[PATCH] cpuset: oops in exit on null cpuset fix

Fix a latent bug in cpuset_exit() handling.  If a task tried to allocate
memory after calling cpuset_exit(), it oops'd in
cpuset_update_task_memory_state() on a NULL cpuset pointer.

So set the exiting tasks cpuset to the root cpuset instead of to NULL.

A distro kernel hit this with an added kernel package that had just such a
hook (allocating memory) in the exit code path.

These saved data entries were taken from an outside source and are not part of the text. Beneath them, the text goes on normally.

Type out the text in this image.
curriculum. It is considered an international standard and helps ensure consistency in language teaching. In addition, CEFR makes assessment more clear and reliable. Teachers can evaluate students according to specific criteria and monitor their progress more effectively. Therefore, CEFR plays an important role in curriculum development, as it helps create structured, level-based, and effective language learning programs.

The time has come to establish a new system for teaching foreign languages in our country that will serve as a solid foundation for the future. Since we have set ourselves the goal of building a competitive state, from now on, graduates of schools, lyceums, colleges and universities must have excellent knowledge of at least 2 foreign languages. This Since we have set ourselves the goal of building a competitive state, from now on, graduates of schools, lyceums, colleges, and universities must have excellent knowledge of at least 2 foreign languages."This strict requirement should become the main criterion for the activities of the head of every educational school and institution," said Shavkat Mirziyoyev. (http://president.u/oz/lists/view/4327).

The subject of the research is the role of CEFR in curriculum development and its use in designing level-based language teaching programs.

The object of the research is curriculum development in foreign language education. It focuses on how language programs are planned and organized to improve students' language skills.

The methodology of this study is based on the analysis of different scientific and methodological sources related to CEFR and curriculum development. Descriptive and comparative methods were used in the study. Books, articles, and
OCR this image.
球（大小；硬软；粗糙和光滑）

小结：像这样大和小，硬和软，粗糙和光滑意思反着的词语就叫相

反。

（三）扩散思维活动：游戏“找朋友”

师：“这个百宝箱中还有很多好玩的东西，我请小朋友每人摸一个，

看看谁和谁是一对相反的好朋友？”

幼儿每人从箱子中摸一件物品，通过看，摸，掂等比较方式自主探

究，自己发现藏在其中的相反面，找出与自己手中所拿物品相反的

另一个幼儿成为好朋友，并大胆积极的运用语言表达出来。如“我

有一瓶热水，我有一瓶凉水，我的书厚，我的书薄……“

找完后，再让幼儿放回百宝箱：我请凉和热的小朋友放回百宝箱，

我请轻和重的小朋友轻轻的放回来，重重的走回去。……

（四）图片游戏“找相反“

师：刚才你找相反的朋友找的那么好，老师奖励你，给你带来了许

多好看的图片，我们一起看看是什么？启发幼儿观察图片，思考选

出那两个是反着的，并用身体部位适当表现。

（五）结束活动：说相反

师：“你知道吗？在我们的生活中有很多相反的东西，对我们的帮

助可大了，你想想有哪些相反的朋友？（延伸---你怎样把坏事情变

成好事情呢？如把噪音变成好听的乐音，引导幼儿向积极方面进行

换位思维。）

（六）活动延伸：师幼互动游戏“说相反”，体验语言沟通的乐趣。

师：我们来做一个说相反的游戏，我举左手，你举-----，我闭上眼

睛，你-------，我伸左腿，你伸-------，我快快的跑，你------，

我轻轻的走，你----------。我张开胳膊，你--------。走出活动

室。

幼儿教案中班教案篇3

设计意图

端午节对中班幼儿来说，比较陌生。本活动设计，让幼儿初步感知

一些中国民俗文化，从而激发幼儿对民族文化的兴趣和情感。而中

Signed-off-by: Paul Jackson <pj@sgi.com>
Signed-off-by: Andrew Morton <akpm@osdl.org>
Signed-off-by: Linus Torvalds <torvalds@osdl.org>
diff --git a/kernel/cpuset.c b/kernel/cpuset.c
index ba42b0a..12815d3 100644
--- a/kernel/cpuset.c
+++ b/kernel/cpuset.c
@@ -1977,6 +1977,39 @@
  * We don't need to task_lock() this reference to tsk->cpuset,
  * because tsk is already marked PF_EXITING, so attach_task() won't
  * mess with it, or task is a failed fork, never visible to attach_task.
+ *
+ * Hack:
+ *
+ *    Set the exiting tasks cpuset to the root cpuset (top_cpuset).
+ *
+ *    Don't leave a task unable to allocate memory, as that is an
+ *    accident waiting to happen should someone add a callout in
+ *    do_exit() after the cpuset_exit() call that might allocate.
+ *    If a task tries to allocate memory with an invalid cpuset,
+ *    it will oops in cpuset_update_task_memory_state().
+ *
+ *    We call cpuset_exit() while the task is still competent to
+ *    handle notify_on_release(), then leave the task attached to
+ *    the root cpuset (top_cpuset) for the remainder of its exit.
+ *
+ *    To do this properly, we would increment the reference count on
+ *    top_cpuset, and near the very end of the kernel/exit.c do_exit()
+ *    code we would add a second cpuset function call, to drop that
+ *    reference.  This would just create an unnecessary hot spot on
+ *    the top_cpuset reference count, to no avail.
+ *
+ *    Normally, holding a reference to a cpuset without bumping its
+ *    count is unsafe.   The cpuset could go away, or someone could
+ *    attach us to a different cpuset, decrementing the count on
+ *    the first cpuset that we never incremented.  But in this case,
+ *    top_cpuset isn't going away, and either task has PF_EXITING set,
+ *    which wards off any attach_task() attempts, or task is a failed
+ *    fork, never visible to attach_task.
+ *
+ *    Another way to do this would be to set the cpuset pointer
+ *    to NULL here, and check in cpuset_update_task_memory_state()
+ *    for a NULL pointer.  This hack avoids that NULL check, for no
+ *    cost (other than this way too long comment ;).
  **/
 
 void cpuset_exit(struct task_struct *tsk)
@@ -1984,7 +2017,7 @@
 	struct cpuset *cs;
 
 	cs = tsk->cpuset;
-	tsk->cpuset = NULL;
+	tsk->cpuset = &top_cpuset;	/* Hack - see comment above */
 
 	if (notify_on_release(cs)) {
 		char *pathbuf = NULL;